Meta Platforms Inc.’s artificial intelligence research unit said today it has developed an AI model that can research and write drafts of Wikipedia-style biographical entries, in order to address a noticeable imbalance on the world’s most popular encyclopedia.
In a blog post, Meta AI research scientist Angela Fan points out that of all the English-language biographies on Wikipedia, just 20% are about women. Moreover, that number is estimated to be even less in intersectional groups, such as women in science, women in Africa and women in Asia.
Fan said this underrepresentation of women on Wikipedia extends to the organization itself, with only 15% of editors on the site identifying as female.

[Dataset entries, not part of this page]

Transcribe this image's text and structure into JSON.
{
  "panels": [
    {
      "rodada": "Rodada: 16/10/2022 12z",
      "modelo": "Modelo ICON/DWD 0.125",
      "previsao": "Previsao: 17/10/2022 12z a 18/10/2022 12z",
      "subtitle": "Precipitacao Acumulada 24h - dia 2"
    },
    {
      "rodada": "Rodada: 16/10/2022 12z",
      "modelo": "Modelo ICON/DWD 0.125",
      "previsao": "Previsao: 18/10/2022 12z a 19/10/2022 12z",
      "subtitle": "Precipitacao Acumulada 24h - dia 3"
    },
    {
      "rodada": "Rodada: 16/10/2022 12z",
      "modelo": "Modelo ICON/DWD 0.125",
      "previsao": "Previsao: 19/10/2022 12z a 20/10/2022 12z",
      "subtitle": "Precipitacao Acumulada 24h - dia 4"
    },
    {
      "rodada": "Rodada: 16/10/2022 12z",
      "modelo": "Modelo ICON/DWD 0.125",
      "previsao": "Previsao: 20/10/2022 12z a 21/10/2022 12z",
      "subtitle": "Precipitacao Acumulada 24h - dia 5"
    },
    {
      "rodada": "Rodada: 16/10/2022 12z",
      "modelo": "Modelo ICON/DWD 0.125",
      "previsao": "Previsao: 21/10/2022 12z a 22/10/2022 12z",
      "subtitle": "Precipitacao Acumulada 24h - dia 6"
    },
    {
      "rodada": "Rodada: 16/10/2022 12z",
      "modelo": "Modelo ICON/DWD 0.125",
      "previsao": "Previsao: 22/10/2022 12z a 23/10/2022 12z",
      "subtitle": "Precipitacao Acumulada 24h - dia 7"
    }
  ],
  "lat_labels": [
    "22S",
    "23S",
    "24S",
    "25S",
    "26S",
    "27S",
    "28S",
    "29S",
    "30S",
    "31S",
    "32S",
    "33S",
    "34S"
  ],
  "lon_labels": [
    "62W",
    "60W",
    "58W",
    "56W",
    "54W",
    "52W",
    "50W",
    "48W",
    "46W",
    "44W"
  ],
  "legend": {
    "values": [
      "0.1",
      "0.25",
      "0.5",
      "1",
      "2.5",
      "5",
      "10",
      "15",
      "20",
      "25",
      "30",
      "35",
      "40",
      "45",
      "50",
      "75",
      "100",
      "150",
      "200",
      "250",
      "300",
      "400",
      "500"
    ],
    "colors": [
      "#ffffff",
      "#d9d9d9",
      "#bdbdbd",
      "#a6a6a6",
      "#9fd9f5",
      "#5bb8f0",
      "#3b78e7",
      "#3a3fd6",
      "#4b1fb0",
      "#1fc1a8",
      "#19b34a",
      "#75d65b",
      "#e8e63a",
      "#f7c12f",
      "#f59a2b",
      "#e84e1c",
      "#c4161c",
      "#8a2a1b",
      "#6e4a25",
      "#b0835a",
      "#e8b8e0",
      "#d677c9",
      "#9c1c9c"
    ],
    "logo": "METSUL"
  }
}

“This leaves women overlooked, despite the enormous impact they’ve had throughout history in science, entrepreneurship, politics, and every other part of society,” Fan said. “Canadian physicist Donna Strickland won the Nobel Prize in Physics in 2018, however, anyone looking for information about her on Wikipedia wouldn’t have been able to find it until a Wikipedia biography was finally published about her esteemed work — days after she won the biggest prize in her field of study.”
To counter the lack of biographies on women, Meta has announced it’s open-sourcing a generative AI model that automatically researches and creates high-quality biographical articles on important, real-world figures.
The model works in a similar fashion to a human researcher, searching for relevant information on a given figure and then drafting a Wikipedia-style entry on that person, complete with citations. The idea is that these AI-generated drafts can be used as a starting point for human writers and fact checkers to come in and complete biographies of underrepresented groups on the site.
Fan points out that the research that goes into writing a biography can be intensive, yet at the same time there is a vast amount of information available on the web that, when compiled correctly, can be used to tell the stories of women whose achievements, voices and legacies are mostly unknown.
Meta’s AI model makes light of this research, bringing up relevant information from the web to introduce the subject. Then, its generation module creates the text, before the citation module builds the comprehensive bibliography that links back to the sources used.
This process is repeated for each source of information the model finds on the internet. Each section of text is used to predict the next in order to cover all of the elements required for a Wikipedia biography, such as the subject’s early life, education and career.
Fan admits that there’s still lots of work to be done. She says the web content used to create the Wikipedia entries might sometimes be flawed or reflect cultural biases. Meanwhile, the model is sometimes subject to “hallucinating” nonfactual content, which results in creating text that may not be true. It also struggles with coherence.
“We’re hoping to improve these through advances in the neural architectures that power such models and through breakthroughs in the responsible development of AI,” Fan said.
Even so, the model is impressive. As an example, Fan used her model to research and generate a Wikipedia entry for Libbie Hyman, who was a pioneer in the study of invertebrate zoology. The green text in the image below was pulled from the original reference article the model started with, while the purple text is additional content pulled from elsewhere on the web. The orange text is indicative of hallucination, meaning the model appears to have guessed at things that can’t be verified.
Although it’s not entirely perfect or accurate, the model has pulled up enough relevant biographical information about Hyman that a human researcher or writer could quickly come in and finish up the article. It includes details about her work focusing on invertebrates, significant publications and also the wider impact of her work, which are useful starting points for editors to fact-check and expand upon her life and achievements.
To improve the model, Meta has also released a novel data set that it created to evaluate the model’s performance on 1,527 biographies of women from marginalized groups. Meta said this data can be used to train new iterations of the model and evaluate their performance.
“We are passionate about sharing this as an important research area with the broader generation community,” Fan said. “We hope that our techniques can eventually be used as a starting point for human Wikipedia writers — and ultimately lead to a more equitable availability of information online that can be accessed by students writing biographies — and beyond.”